When coming from the airport to my hostel, I managed to grab the wrong train. When I talked to the conductor about my dilemma (who naturally spoke perfect English), she pointed me to a local man whose train had had a mechanical issue and now was in the same predicament. She informed me I could follow him at the next station and he would lead me to the right train. And so begins the story of Herman:
The conversation with the conductor happened right next to Herman who didn’t look up from his Dutch newspaper and thus I assumed didn’t speak English. His slivery hair smoothed his head, and he bore black spectacles on his nose and black speckles on his cheeks.

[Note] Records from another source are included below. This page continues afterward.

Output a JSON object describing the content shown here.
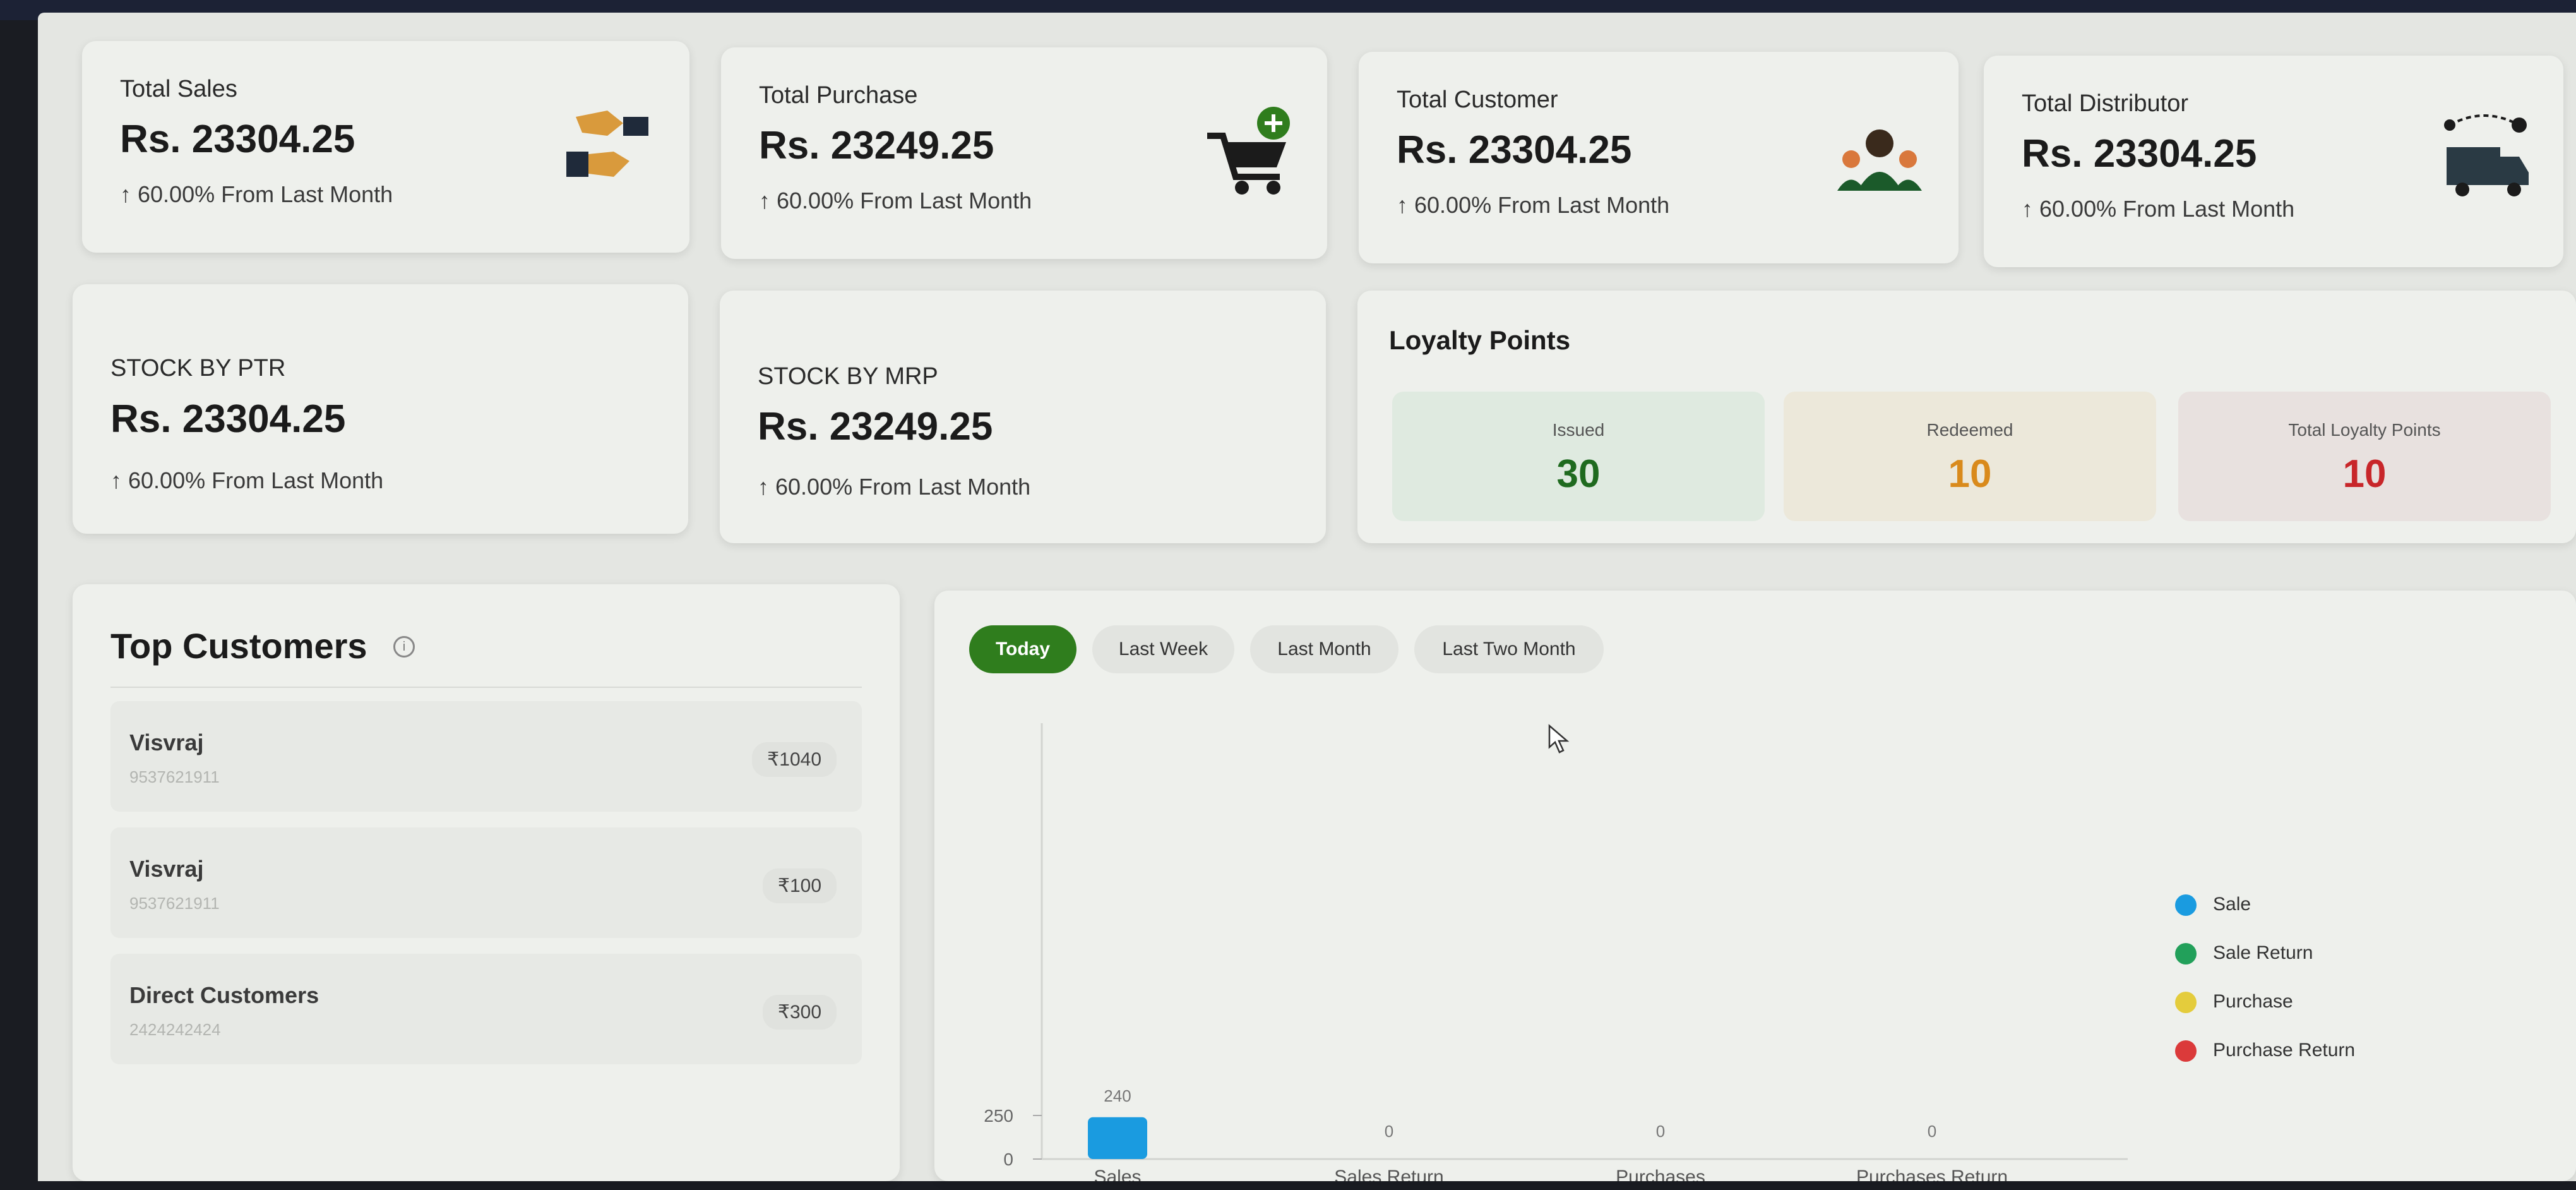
{
  "stats": [
    {
      "label": "Total Sales",
      "value": "Rs. 23304.25",
      "change": "↑ 60.00% From Last Month",
      "icon": "handshake-icon"
    },
    {
      "label": "Total Purchase",
      "value": "Rs. 23249.25",
      "change": "↑ 60.00% From Last Month",
      "icon": "cart-add-icon"
    },
    {
      "label": "Total Customer",
      "value": "Rs. 23304.25",
      "change": "↑ 60.00% From Last Month",
      "icon": "customers-icon"
    },
    {
      "label": "Total Distributor",
      "value": "Rs. 23304.25",
      "change": "↑ 60.00% From Last Month",
      "icon": "delivery-truck-icon"
    }
  ],
  "stock": [
    {
      "label": "STOCK BY PTR",
      "value": "Rs. 23304.25",
      "change": "↑ 60.00% From Last Month"
    },
    {
      "label": "STOCK BY MRP",
      "value": "Rs. 23249.25",
      "change": "↑ 60.00% From Last Month"
    }
  ],
  "loyalty": {
    "title": "Loyalty Points",
    "issued_label": "Issued",
    "issued_value": "30",
    "redeemed_label": "Redeemed",
    "redeemed_value": "10",
    "total_label": "Total Loyalty Points",
    "total_value": "10"
  },
  "top_customers": {
    "title": "Top Customers",
    "rows": [
      {
        "name": "Visvraj",
        "phone": "9537621911",
        "amount": "₹1040"
      },
      {
        "name": "Visvraj",
        "phone": "9537621911",
        "amount": "₹100"
      },
      {
        "name": "Direct Customers",
        "phone": "2424242424",
        "amount": "₹300"
      }
    ]
  },
  "tabs": [
    "Today",
    "Last Week",
    "Last Month",
    "Last Two Month"
  ],
  "colors": {
    "accent_green": "#2f7d1d",
    "sale": "#1a9be0",
    "sale_return": "#22a05a",
    "purchase": "#e4cc3c",
    "purchase_return": "#db3a3a"
  },
  "chart_data": {
    "type": "bar",
    "categories": [
      "Sales",
      "Sales Return",
      "Purchases",
      "Purchases Return"
    ],
    "values": [
      240,
      0,
      0,
      0
    ],
    "data_labels": [
      "240",
      "0",
      "0",
      "0"
    ],
    "ylim": [
      0,
      2500
    ],
    "y_ticks": [
      "0",
      "250"
    ],
    "legend": [
      "Sale",
      "Sale Return",
      "Purchase",
      "Purchase Return"
    ],
    "legend_position": "right"
  }
}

Upon disembarkation, he said, “You from *insert long Dutch city name with lots of coughing sounds* too?” I tried to explain to him my scenario using the most simple sentence with as few words as possible, “I was wrong train. And need to go Amsterdam Central.” The native speaker often falls into the trap of speaking sheared English when communicating with the less fluent. This is always a bad idea. It’s patronizing to assume someone won’t understand your better English, and, secondly, you aren’t helping the person to become better at the language by talking to them like a child.
“Oh, sorry to hear that. I just got back from a business trip so I’m pretty tired so I apologize for not being more talkative and interesting,” remarked Herman *insert feeling of stupidity for my pigeon speech*. “Where are you coming from?”
And so began our conversation. Originally from Suriname, he recounted the food and people that he loved and missed so much. The whistling trains drew our gaze to an art museum and our conversations switched to Picasso and Rembrandt, where his words would leave the most novice art goer salivating.
On the train, after triple-checking that I stored his number correctly, Herman informed me tomorrow I would be taken to sup on the best coffee. His intro to Amsterdam was magical and left me wide-eyed and excited.
I anticipated (and I admit was pretty excited for) the large amounts of time I would be able to spend by myself, not talking to anyone, just thinking, and taking everything in. But in Amsterdam and Cocomama, everyone is so friendly that you hardly have a moment to yourself. Beyond the English, the warmth of the people make you feel at home.